MUTAÇÃO.
Chagaspires
De repente o olhar quedou no espelho e a imagem refletida não era a mesma de outrora.
Os cabelos embranquecidos, as rugas nos olhos, o nariz totalmente diferente, faziam desacreditar na cena apresentada.
Era alguém totalmente irreconhecível.
Os olhos já não brilhavam como outrora.
O pomo de Adão quase havia desaparecido por sob as gorduras do pescoço.
A pele das mãos estava seca e enrugada.
A transformação fora tão radical que o espelho apresentava uma imagem distorcida.
Depois de seis décadas tudo havia mudado.
Os anseios, os arroubos de criança, a ansiedade em querer chegar à idade adulta, tudo desapareceu com o tempo.
Houve uma inversão de valores, entre ser lagarta e virar borboleta, ou seja, primeiro ser borboleta depois se transformar em lagarta.
A juventude é bem parecida com a época da borboleta que depois de criar asas, jogou-se a procura de novidades.

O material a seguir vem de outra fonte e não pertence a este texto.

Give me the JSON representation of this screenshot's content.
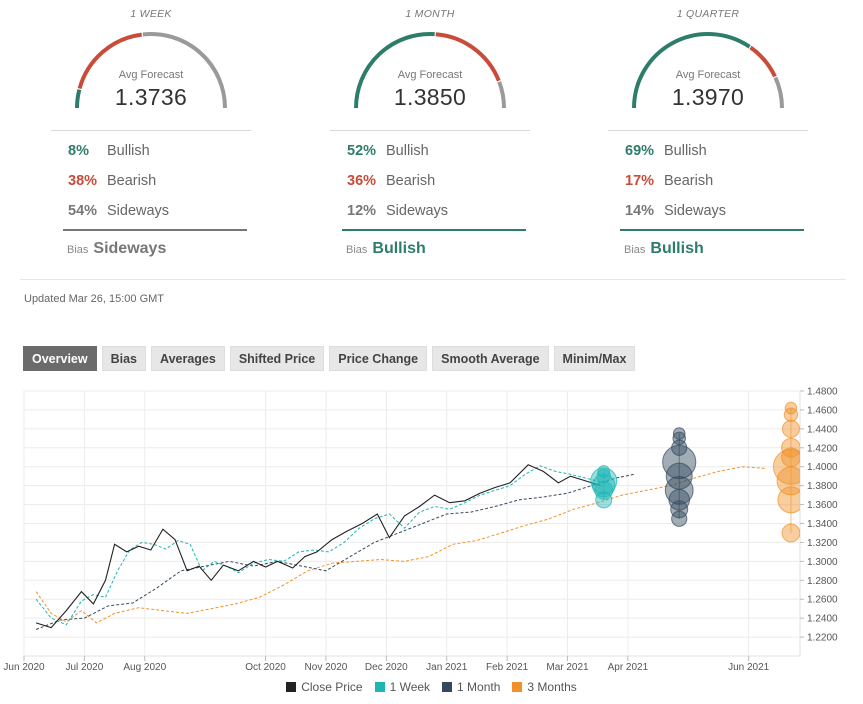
{
  "gauges": [
    {
      "period": "1 WEEK",
      "label": "Avg Forecast",
      "value": "1.3736",
      "bullish_pct": "8%",
      "bearish_pct": "38%",
      "sideways_pct": "54%",
      "bullish_label": "Bullish",
      "bearish_label": "Bearish",
      "sideways_label": "Sideways",
      "bullish": 8,
      "bearish": 38,
      "sideways": 54,
      "bias_label": "Bias",
      "bias": "Sideways",
      "bias_color": "#777777"
    },
    {
      "period": "1 MONTH",
      "label": "Avg Forecast",
      "value": "1.3850",
      "bullish_pct": "52%",
      "bearish_pct": "36%",
      "sideways_pct": "12%",
      "bullish_label": "Bullish",
      "bearish_label": "Bearish",
      "sideways_label": "Sideways",
      "bullish": 52,
      "bearish": 36,
      "sideways": 12,
      "bias_label": "Bias",
      "bias": "Bullish",
      "bias_color": "#2e7d6b"
    },
    {
      "period": "1 QUARTER",
      "label": "Avg Forecast",
      "value": "1.3970",
      "bullish_pct": "69%",
      "bearish_pct": "17%",
      "sideways_pct": "14%",
      "bullish_label": "Bullish",
      "bearish_label": "Bearish",
      "sideways_label": "Sideways",
      "bullish": 69,
      "bearish": 17,
      "sideways": 14,
      "bias_label": "Bias",
      "bias": "Bullish",
      "bias_color": "#2e7d6b"
    }
  ],
  "colors": {
    "bullish": "#2e7d6b",
    "bearish": "#c94b3a",
    "sideways": "#9a9a9a"
  },
  "updated": "Updated Mar 26, 15:00 GMT",
  "tabs": [
    "Overview",
    "Bias",
    "Averages",
    "Shifted Price",
    "Price Change",
    "Smooth Average",
    "Minim/Max"
  ],
  "active_tab": "Overview",
  "chart_data": {
    "type": "line",
    "y_ticks": [
      "1.4800",
      "1.4600",
      "1.4400",
      "1.4200",
      "1.4000",
      "1.3800",
      "1.3600",
      "1.3400",
      "1.3200",
      "1.3000",
      "1.2800",
      "1.2600",
      "1.2400",
      "1.2200"
    ],
    "ylim": [
      1.2,
      1.48
    ],
    "x_ticks": [
      {
        "label": "Jun 2020",
        "t": 0
      },
      {
        "label": "Jul 2020",
        "t": 1
      },
      {
        "label": "Aug 2020",
        "t": 2
      },
      {
        "label": "Oct 2020",
        "t": 4
      },
      {
        "label": "Nov 2020",
        "t": 5
      },
      {
        "label": "Dec 2020",
        "t": 6
      },
      {
        "label": "Jan 2021",
        "t": 7
      },
      {
        "label": "Feb 2021",
        "t": 8
      },
      {
        "label": "Mar 2021",
        "t": 9
      },
      {
        "label": "Apr 2021",
        "t": 10
      },
      {
        "label": "Jun 2021",
        "t": 12
      }
    ],
    "legend": [
      {
        "name": "Close Price",
        "color": "#222222"
      },
      {
        "name": "1 Week",
        "color": "#1fb5b5"
      },
      {
        "name": "1 Month",
        "color": "#34495e"
      },
      {
        "name": "3 Months",
        "color": "#f0922b"
      }
    ],
    "series": [
      {
        "name": "Close Price",
        "color": "#222222",
        "dash": "",
        "points": [
          [
            0.2,
            1.235
          ],
          [
            0.45,
            1.23
          ],
          [
            0.7,
            1.248
          ],
          [
            0.95,
            1.268
          ],
          [
            1.15,
            1.255
          ],
          [
            1.35,
            1.28
          ],
          [
            1.5,
            1.318
          ],
          [
            1.7,
            1.31
          ],
          [
            1.9,
            1.316
          ],
          [
            2.1,
            1.312
          ],
          [
            2.3,
            1.334
          ],
          [
            2.5,
            1.323
          ],
          [
            2.7,
            1.29
          ],
          [
            2.9,
            1.295
          ],
          [
            3.1,
            1.28
          ],
          [
            3.3,
            1.296
          ],
          [
            3.55,
            1.29
          ],
          [
            3.8,
            1.3
          ],
          [
            4.0,
            1.294
          ],
          [
            4.2,
            1.3
          ],
          [
            4.45,
            1.293
          ],
          [
            4.65,
            1.305
          ],
          [
            4.85,
            1.31
          ],
          [
            5.1,
            1.323
          ],
          [
            5.35,
            1.332
          ],
          [
            5.6,
            1.34
          ],
          [
            5.85,
            1.35
          ],
          [
            6.05,
            1.325
          ],
          [
            6.3,
            1.348
          ],
          [
            6.55,
            1.358
          ],
          [
            6.8,
            1.37
          ],
          [
            7.05,
            1.362
          ],
          [
            7.3,
            1.364
          ],
          [
            7.55,
            1.372
          ],
          [
            7.8,
            1.378
          ],
          [
            8.05,
            1.383
          ],
          [
            8.35,
            1.402
          ],
          [
            8.6,
            1.395
          ],
          [
            8.85,
            1.383
          ],
          [
            9.05,
            1.39
          ],
          [
            9.3,
            1.385
          ],
          [
            9.55,
            1.38
          ]
        ]
      },
      {
        "name": "1 Week",
        "color": "#1fb5b5",
        "dash": "3,2",
        "points": [
          [
            0.2,
            1.26
          ],
          [
            0.45,
            1.24
          ],
          [
            0.7,
            1.233
          ],
          [
            0.95,
            1.258
          ],
          [
            1.15,
            1.265
          ],
          [
            1.35,
            1.262
          ],
          [
            1.55,
            1.29
          ],
          [
            1.75,
            1.312
          ],
          [
            1.95,
            1.32
          ],
          [
            2.15,
            1.318
          ],
          [
            2.35,
            1.313
          ],
          [
            2.55,
            1.322
          ],
          [
            2.75,
            1.318
          ],
          [
            2.95,
            1.29
          ],
          [
            3.15,
            1.3
          ],
          [
            3.35,
            1.295
          ],
          [
            3.55,
            1.288
          ],
          [
            3.8,
            1.298
          ],
          [
            4.05,
            1.302
          ],
          [
            4.3,
            1.3
          ],
          [
            4.55,
            1.31
          ],
          [
            4.8,
            1.312
          ],
          [
            5.05,
            1.31
          ],
          [
            5.3,
            1.32
          ],
          [
            5.55,
            1.335
          ],
          [
            5.8,
            1.345
          ],
          [
            6.05,
            1.35
          ],
          [
            6.3,
            1.335
          ],
          [
            6.55,
            1.352
          ],
          [
            6.8,
            1.358
          ],
          [
            7.05,
            1.355
          ],
          [
            7.3,
            1.362
          ],
          [
            7.55,
            1.37
          ],
          [
            7.8,
            1.375
          ],
          [
            8.05,
            1.38
          ],
          [
            8.3,
            1.392
          ],
          [
            8.55,
            1.401
          ],
          [
            8.8,
            1.395
          ],
          [
            9.05,
            1.392
          ],
          [
            9.3,
            1.388
          ],
          [
            9.55,
            1.384
          ]
        ]
      },
      {
        "name": "1 Month",
        "color": "#34495e",
        "dash": "3,2",
        "points": [
          [
            0.2,
            1.228
          ],
          [
            0.6,
            1.238
          ],
          [
            1.0,
            1.24
          ],
          [
            1.4,
            1.253
          ],
          [
            1.8,
            1.256
          ],
          [
            2.2,
            1.272
          ],
          [
            2.6,
            1.29
          ],
          [
            3.0,
            1.295
          ],
          [
            3.4,
            1.3
          ],
          [
            3.8,
            1.295
          ],
          [
            4.2,
            1.3
          ],
          [
            4.6,
            1.295
          ],
          [
            5.0,
            1.29
          ],
          [
            5.4,
            1.305
          ],
          [
            5.8,
            1.32
          ],
          [
            6.2,
            1.33
          ],
          [
            6.6,
            1.34
          ],
          [
            7.0,
            1.35
          ],
          [
            7.4,
            1.352
          ],
          [
            7.8,
            1.358
          ],
          [
            8.2,
            1.365
          ],
          [
            8.6,
            1.368
          ],
          [
            9.0,
            1.372
          ],
          [
            9.4,
            1.38
          ],
          [
            9.8,
            1.388
          ],
          [
            10.1,
            1.392
          ]
        ]
      },
      {
        "name": "3 Months",
        "color": "#f0922b",
        "dash": "3,2",
        "points": [
          [
            0.2,
            1.268
          ],
          [
            0.45,
            1.245
          ],
          [
            0.7,
            1.236
          ],
          [
            0.95,
            1.248
          ],
          [
            1.2,
            1.235
          ],
          [
            1.5,
            1.245
          ],
          [
            1.9,
            1.251
          ],
          [
            2.3,
            1.248
          ],
          [
            2.7,
            1.245
          ],
          [
            3.1,
            1.25
          ],
          [
            3.5,
            1.255
          ],
          [
            3.9,
            1.262
          ],
          [
            4.3,
            1.275
          ],
          [
            4.7,
            1.29
          ],
          [
            5.1,
            1.298
          ],
          [
            5.5,
            1.3
          ],
          [
            5.9,
            1.302
          ],
          [
            6.3,
            1.3
          ],
          [
            6.7,
            1.305
          ],
          [
            7.1,
            1.318
          ],
          [
            7.5,
            1.322
          ],
          [
            7.9,
            1.33
          ],
          [
            8.3,
            1.338
          ],
          [
            8.7,
            1.345
          ],
          [
            9.1,
            1.355
          ],
          [
            9.5,
            1.362
          ],
          [
            9.9,
            1.37
          ],
          [
            10.3,
            1.375
          ],
          [
            10.7,
            1.38
          ],
          [
            11.1,
            1.388
          ],
          [
            11.5,
            1.395
          ],
          [
            11.9,
            1.4
          ],
          [
            12.3,
            1.398
          ]
        ]
      }
    ],
    "forecasts": [
      {
        "name": "1 Week",
        "color": "#1fb5b5",
        "t": 9.6,
        "bubbles": [
          [
            1.385,
            1.0
          ],
          [
            1.38,
            0.8
          ],
          [
            1.375,
            0.55
          ],
          [
            1.365,
            0.45
          ],
          [
            1.39,
            0.3
          ],
          [
            1.395,
            0.2
          ]
        ]
      },
      {
        "name": "1 Month",
        "color": "#34495e",
        "t": 10.85,
        "bubbles": [
          [
            1.405,
            1.4
          ],
          [
            1.39,
            1.0
          ],
          [
            1.375,
            1.1
          ],
          [
            1.365,
            0.7
          ],
          [
            1.355,
            0.5
          ],
          [
            1.345,
            0.4
          ],
          [
            1.42,
            0.4
          ],
          [
            1.43,
            0.25
          ],
          [
            1.435,
            0.2
          ]
        ]
      },
      {
        "name": "3 Months",
        "color": "#f0922b",
        "t": 12.7,
        "bubbles": [
          [
            1.4,
            1.5
          ],
          [
            1.385,
            1.1
          ],
          [
            1.365,
            1.0
          ],
          [
            1.42,
            0.6
          ],
          [
            1.44,
            0.5
          ],
          [
            1.455,
            0.3
          ],
          [
            1.462,
            0.2
          ],
          [
            1.33,
            0.55
          ],
          [
            1.41,
            0.6
          ]
        ]
      }
    ]
  }
}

Voando pelos campos provou de vários sabores, curtiu o pólen das flores, bebeu da água dos rios, dormiu a sombra das árvores provou de vários amores.
Depois de tanto vagar cansou das coisas da vida e quis voltar novamente ao casulo.
Ao acordar em uma manhã de outono, percebeu a metamorfose; havia se tornado lagarta.
Com seus movimentos disformes passou a rastejar por sobre a relva e nunca mais pôde voar.
Quando normalmente a lagarta se recolhe ao casulo, com certeza de que numa manhã de primavera tornar-se-á borboleta.
Na vida há uma inversão da mutação. Juventude é borboleta; ser idoso é tornar-se lagarta.
A lagarta vive de recordações e alimenta-se do passado.
Quando se lembra dos dias de borboleta sua fisionomia cansada irradia alegria e a esperança de voar de novo torna seus dias mais amenos, lépidos e faceiros. Mas quando tudo volta à realidade ela percebe que nunca mais poderá se transformar naquilo que fora outrora, e num rastejar constante segue estrada a fora esperando encontrar no final do caminho um lugar ao sol para poder repousar.